赞
踩
小李哥将继续每天介绍一个基于亚马逊云科技AWS云计算平台的全球前沿AI技术解决方案,帮助大家快速了解国际上最热门的云计算平台亚马逊云科技AWS AI最佳实践,并应用到自己的日常工作里。
本次介绍的是如何在亚马逊云科技上利用SageMaker机器学习服务部署Llama开源大模型,并为Llama模型的输入/输出添加Llama Guard合规性检测,避免Llama大模型生成有害、不当、虚假内容。同时我们用容器管理服务ECS托管一个AI生活智能助手,通过调用Llama大模型API为用户提供智能生活建议,并将和用户的对话历史存在DynamoDB中,让用户可以回看历史对话记录。本架构设计全部采用了云原生Serverless架构,提供可扩展和安全的AI解决方案。本方案的解决方案架构图如下:
Amazon SageMaker 是亚马逊云科技提供的一站式机器学习服务,旨在帮助开发者和数据科学家轻松构建、训练和部署机器学习模型。SageMaker 提供了从数据准备、模型训练到模型部署的全流程工具,使用户能够高效地在云端实现机器学习项目。
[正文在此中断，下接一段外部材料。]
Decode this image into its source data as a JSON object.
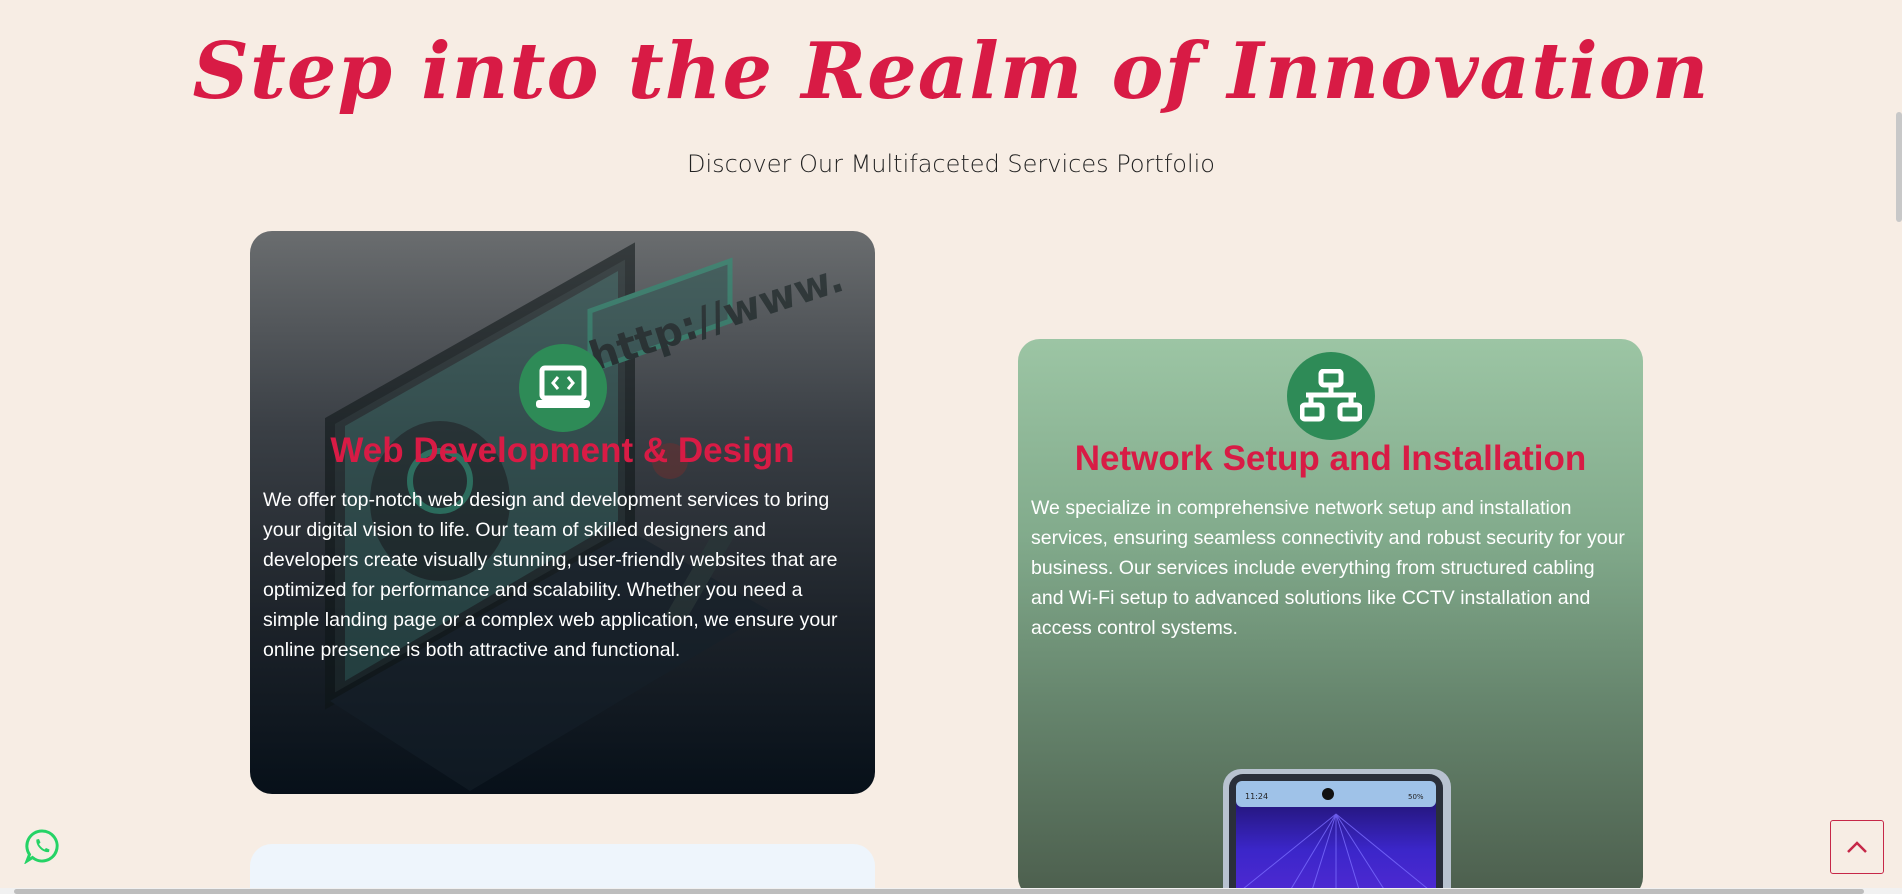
{
  "header": {
    "title": "Step into the Realm of Innovation",
    "subtitle": "Discover Our Multifaceted Services Portfolio"
  },
  "services": [
    {
      "title": "Web Development & Design",
      "icon": "laptop-code-icon",
      "description": "We offer top-notch web design and development services to bring your digital vision to life. Our team of skilled designers and developers create visually stunning, user-friendly websites that are optimized for performance and scalability. Whether you need a simple landing page or a complex web application, we ensure your online presence is both attractive and functional.",
      "illustration_text": "http://www."
    },
    {
      "title": "Network Setup and Installation",
      "icon": "network-icon",
      "description": "We specialize in comprehensive network setup and installation services, ensuring seamless connectivity and robust security for your business. Our services include everything from structured cabling and Wi-Fi setup to advanced solutions like CCTV installation and access control systems.",
      "phone_time": "11:24",
      "phone_battery": "50%"
    }
  ],
  "colors": {
    "accent": "#d81b45",
    "icon_badge": "#2e8b57",
    "background": "#f7ede4",
    "whatsapp": "#25d366"
  },
  "floating": {
    "whatsapp_icon": "whatsapp-icon",
    "scroll_top_icon": "chevron-up-icon"
  }
}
Llama Guard 是一种专门设计的工具或框架,旨在为 Llama 模型(或其他大型语言模型)提供安全和合规的防护措施。它通过对模型的输入和输出进行监控、过滤和审查,确保生成内容符合道德标准和法律法规。Llama Guard 可以帮助开发者识别并防止潜在的有害内容输出,如不当言论、偏见、虚假信息等,从而提升 AI 模型的安全性和可靠性。
大型语言模型可能会在训练过程中无意中学习到数据中的偏见。构建负责任的 AI 旨在识别和消除这些偏见,确保 AI 的决策公平、公正,不会因种族、性别或其他特征而产生歧视。
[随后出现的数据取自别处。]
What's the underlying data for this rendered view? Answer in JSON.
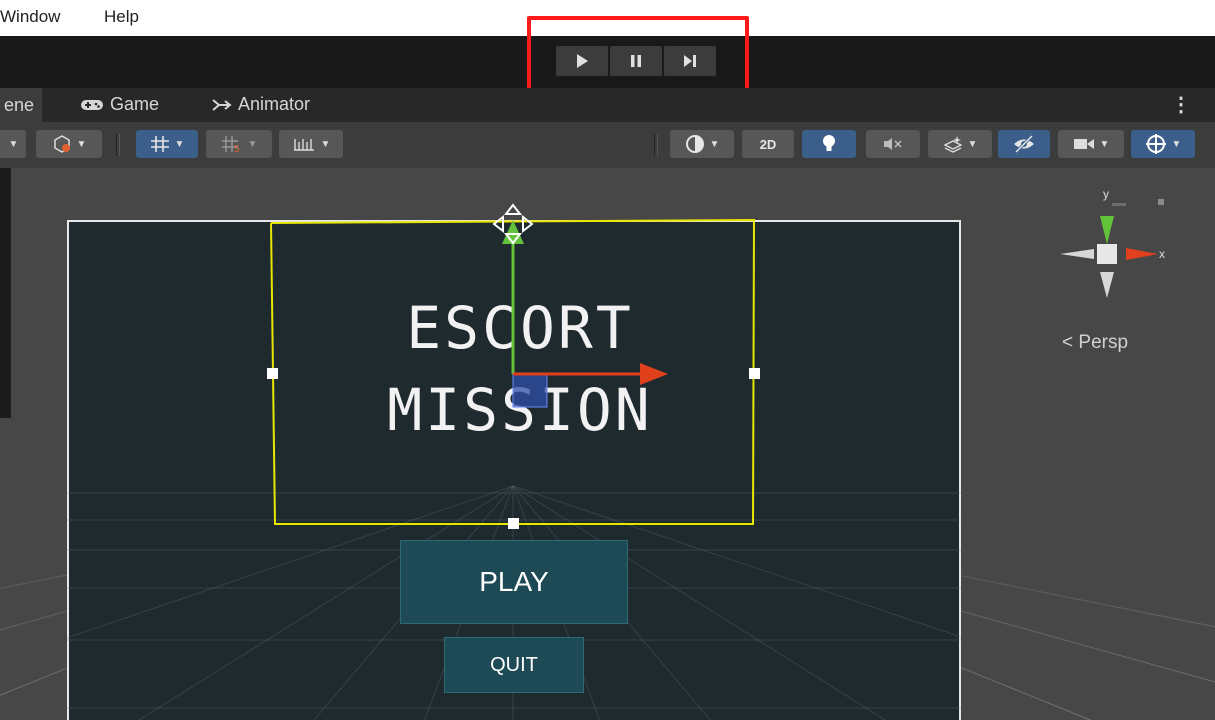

用户对 AI 系统的信任依赖于系统的透明度和可解释性。通过构建负责任的 AI,可以增加用户对系统的理解,提升系统的可信度,确保用户能够信任 AI 提供的建议和决策。
许多国家和地区对数据隐私、安全和公平性有严格的法律要求。构建负责任的 AI 可以确保模型在符合这些法律法规的基础上运行,避免法律风险。
负责任的 AI 重视并保护用户的隐私权,避免在处理敏感数据时泄露用户个人信息。通过对数据进行适当的加密和匿名化,确保用户的数据安全。
负责任的 AI 设计包括防范系统被恶意利用或误用的机制。例如,防止 AI 系统被用于生成虚假新闻、散布虚假信息或攻击他人。
AI 系统的影响力越来越大,开发者和企业有责任确保这些系统对社会产生积极的影响。构建负责任的 AI 意味着在设计和部署 AI 系统时考虑到道德责任,避免对社会产生负面影响。
1. 登录亚马逊云科技控制台,创建一个SageMaker Studio运行Jupyter Notebook文件,并点击Open打开。
2. 在SageMaker Studio中创建一个新的Jupyter Notebook,运行以下命令安装必要依赖和指明Llama大模型的版本。
- %pip install --quiet --upgrade sagemaker
- model_id = "meta-textgeneration-llama-guard-7b"
- model_version = "1.*"
3. 利用SageMaker Jumpstart功能,无需训练或者加载模型文件就可以快速部署Llama Guard大模型
- from sagemaker.jumpstart.model import JumpStartModel
-
-
- model = JumpStartModel(model_id=model_id, model_version=model_version,instance_type='ml.g5.2xlarge')
-
- accept_eula = True
-
- try:
- predictor = model.deploy(accept_eula=accept_eula)
- except Exception as e:
- print(e)
4. 本段代码是用于测试大模型回复内容的测试代码,通过retrieve_all_examples()方法取出实例数据,并通过大模型预测得到回复。
- example_payloads = model.retrieve_all_examples()
-
- for payload in example_payloads:
- try:
- response = predictor.predict(payload.body)
- print(
- "\nInput\n",
- payload.body,
- "\n\nOutput\n",
- response[0]["generated_text"],
- "\n\n===============",
- )
- except Exception as e:
- print(e)
5. 接下来我们利用JumpStart功能快速部署Llama 2 7B大模型
- llm_model_id = "meta-textgeneration-llama-2-7b-f"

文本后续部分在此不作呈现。